The last 18 months have, however, seen a transformation in the desktop world. It started with Canonical's switch to Unity, which dragged many former GNOME users with it. This was soon followed by the hotly-awaited GNOME version 3 and GNOME Shell. This was so different to conventional desktops that many GNOME users were reluctant to upgrade. The result was GNOME 2 fork MATE, version 1.4 of which has just been released, and GNOME Shell fork Cinnamon, with a more conventional desktop concept which quickly attracted a lot of fans. Many GNOME 2 users without the stomach for GNOME 3 or Unity also switched to Xfce, further raising its profile.
Rather than two, there are thus now six desktops enjoying the favour of users. This sort of competition is certain to result in the odd useful interface concept, but this is sure to be outweighed by the disadvantages which this level of competition and fragmentation will create. The already spartan testing time available to beta testers will now be spread across multiple desktop environments. Greater coordination will be required between developers working on components used by multiple desktops.
This will make major restructuring work in particular more complicated, as this will now consume developers' time and patience. Even when it was just GNOME and KDE, collaboration sometimes left much to be desired. And should collaboration between multiple desktops prove less difficult than feared, there will still be plenty of things which will be reinvented for each desktop, tying up more developer time.

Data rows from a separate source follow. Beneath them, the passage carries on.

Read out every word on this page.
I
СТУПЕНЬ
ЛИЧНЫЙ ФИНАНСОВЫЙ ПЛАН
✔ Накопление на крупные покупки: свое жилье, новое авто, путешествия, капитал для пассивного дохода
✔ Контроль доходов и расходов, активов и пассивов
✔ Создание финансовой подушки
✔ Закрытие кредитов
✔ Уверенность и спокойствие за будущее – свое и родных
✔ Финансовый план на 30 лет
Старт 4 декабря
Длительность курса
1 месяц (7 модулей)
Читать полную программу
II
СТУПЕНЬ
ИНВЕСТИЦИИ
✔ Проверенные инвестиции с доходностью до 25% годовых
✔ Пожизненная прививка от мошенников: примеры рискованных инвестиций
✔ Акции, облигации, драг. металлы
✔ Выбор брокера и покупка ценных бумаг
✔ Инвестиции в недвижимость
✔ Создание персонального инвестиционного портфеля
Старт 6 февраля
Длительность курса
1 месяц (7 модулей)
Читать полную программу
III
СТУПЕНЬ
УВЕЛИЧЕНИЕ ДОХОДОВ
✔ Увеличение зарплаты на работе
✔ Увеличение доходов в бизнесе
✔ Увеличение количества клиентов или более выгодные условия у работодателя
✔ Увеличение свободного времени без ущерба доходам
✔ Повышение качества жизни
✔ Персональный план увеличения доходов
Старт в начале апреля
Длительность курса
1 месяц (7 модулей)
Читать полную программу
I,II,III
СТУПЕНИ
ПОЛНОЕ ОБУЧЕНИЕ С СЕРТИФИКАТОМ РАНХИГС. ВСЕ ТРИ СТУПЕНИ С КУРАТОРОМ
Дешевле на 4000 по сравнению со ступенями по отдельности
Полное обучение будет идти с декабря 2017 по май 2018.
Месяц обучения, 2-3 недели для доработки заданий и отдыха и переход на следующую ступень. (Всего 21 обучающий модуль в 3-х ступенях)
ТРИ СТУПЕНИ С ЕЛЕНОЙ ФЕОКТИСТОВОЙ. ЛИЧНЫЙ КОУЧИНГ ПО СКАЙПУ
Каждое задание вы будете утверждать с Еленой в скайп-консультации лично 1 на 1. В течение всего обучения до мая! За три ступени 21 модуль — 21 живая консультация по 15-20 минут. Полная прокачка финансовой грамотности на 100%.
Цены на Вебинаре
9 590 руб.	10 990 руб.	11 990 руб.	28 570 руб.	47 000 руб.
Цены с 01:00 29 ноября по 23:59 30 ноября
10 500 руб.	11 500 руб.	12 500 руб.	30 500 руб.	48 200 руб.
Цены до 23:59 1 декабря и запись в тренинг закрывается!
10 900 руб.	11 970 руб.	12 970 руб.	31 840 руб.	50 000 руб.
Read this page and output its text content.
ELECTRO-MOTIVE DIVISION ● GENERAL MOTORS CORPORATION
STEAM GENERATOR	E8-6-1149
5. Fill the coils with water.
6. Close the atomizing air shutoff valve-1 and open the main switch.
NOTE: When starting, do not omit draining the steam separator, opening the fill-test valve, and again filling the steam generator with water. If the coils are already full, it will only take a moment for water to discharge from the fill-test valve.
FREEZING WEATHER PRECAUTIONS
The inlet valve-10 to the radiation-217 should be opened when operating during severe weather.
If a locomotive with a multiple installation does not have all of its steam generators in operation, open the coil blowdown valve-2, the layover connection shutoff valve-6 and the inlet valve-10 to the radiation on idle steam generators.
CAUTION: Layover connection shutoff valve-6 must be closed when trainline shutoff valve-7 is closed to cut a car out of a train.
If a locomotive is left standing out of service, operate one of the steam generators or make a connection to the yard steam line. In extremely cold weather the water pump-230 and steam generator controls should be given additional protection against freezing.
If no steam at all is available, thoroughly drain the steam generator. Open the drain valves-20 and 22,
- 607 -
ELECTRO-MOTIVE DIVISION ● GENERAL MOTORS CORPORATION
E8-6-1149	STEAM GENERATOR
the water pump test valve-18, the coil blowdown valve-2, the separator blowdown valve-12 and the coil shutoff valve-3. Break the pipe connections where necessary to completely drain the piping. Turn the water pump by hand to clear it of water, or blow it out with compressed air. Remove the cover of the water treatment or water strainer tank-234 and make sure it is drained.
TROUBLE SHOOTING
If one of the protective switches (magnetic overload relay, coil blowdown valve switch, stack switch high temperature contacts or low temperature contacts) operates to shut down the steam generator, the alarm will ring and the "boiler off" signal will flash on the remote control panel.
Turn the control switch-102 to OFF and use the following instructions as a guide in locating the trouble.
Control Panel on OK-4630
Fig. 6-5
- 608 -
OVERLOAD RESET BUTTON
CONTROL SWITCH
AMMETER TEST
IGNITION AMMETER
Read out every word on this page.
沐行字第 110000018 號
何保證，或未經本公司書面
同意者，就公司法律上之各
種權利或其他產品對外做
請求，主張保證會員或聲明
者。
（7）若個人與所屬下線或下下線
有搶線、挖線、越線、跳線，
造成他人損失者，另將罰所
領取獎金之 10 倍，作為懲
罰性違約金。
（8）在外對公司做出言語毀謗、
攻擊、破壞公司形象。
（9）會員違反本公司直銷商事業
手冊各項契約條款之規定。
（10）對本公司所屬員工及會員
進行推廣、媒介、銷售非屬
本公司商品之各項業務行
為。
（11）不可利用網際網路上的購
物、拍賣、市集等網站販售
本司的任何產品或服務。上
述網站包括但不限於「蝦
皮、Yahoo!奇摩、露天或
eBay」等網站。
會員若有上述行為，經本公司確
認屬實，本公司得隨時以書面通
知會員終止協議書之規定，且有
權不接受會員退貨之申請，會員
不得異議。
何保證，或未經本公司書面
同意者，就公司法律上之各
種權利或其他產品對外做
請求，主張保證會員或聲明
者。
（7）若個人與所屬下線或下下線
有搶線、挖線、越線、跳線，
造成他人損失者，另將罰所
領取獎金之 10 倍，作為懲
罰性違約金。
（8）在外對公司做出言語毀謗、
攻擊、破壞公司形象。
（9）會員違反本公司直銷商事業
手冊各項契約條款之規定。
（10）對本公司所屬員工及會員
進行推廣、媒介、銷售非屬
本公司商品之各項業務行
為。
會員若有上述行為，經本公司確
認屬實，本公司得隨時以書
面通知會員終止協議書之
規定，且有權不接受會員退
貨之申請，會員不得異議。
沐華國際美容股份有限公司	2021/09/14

That sort of energy could certainly be usefully employed solving more serious problems, of which, in the Linux desktop world, there are plenty, as is evident whenever you watch a Linux novice try to take his or her first steps on a Linux desktop. Fragmentation means that resolution of such problems will take a little longer. If I still believed in the long-standing Linux on the desktop pipe dream, I would posit that it has once again receded even further into the distance.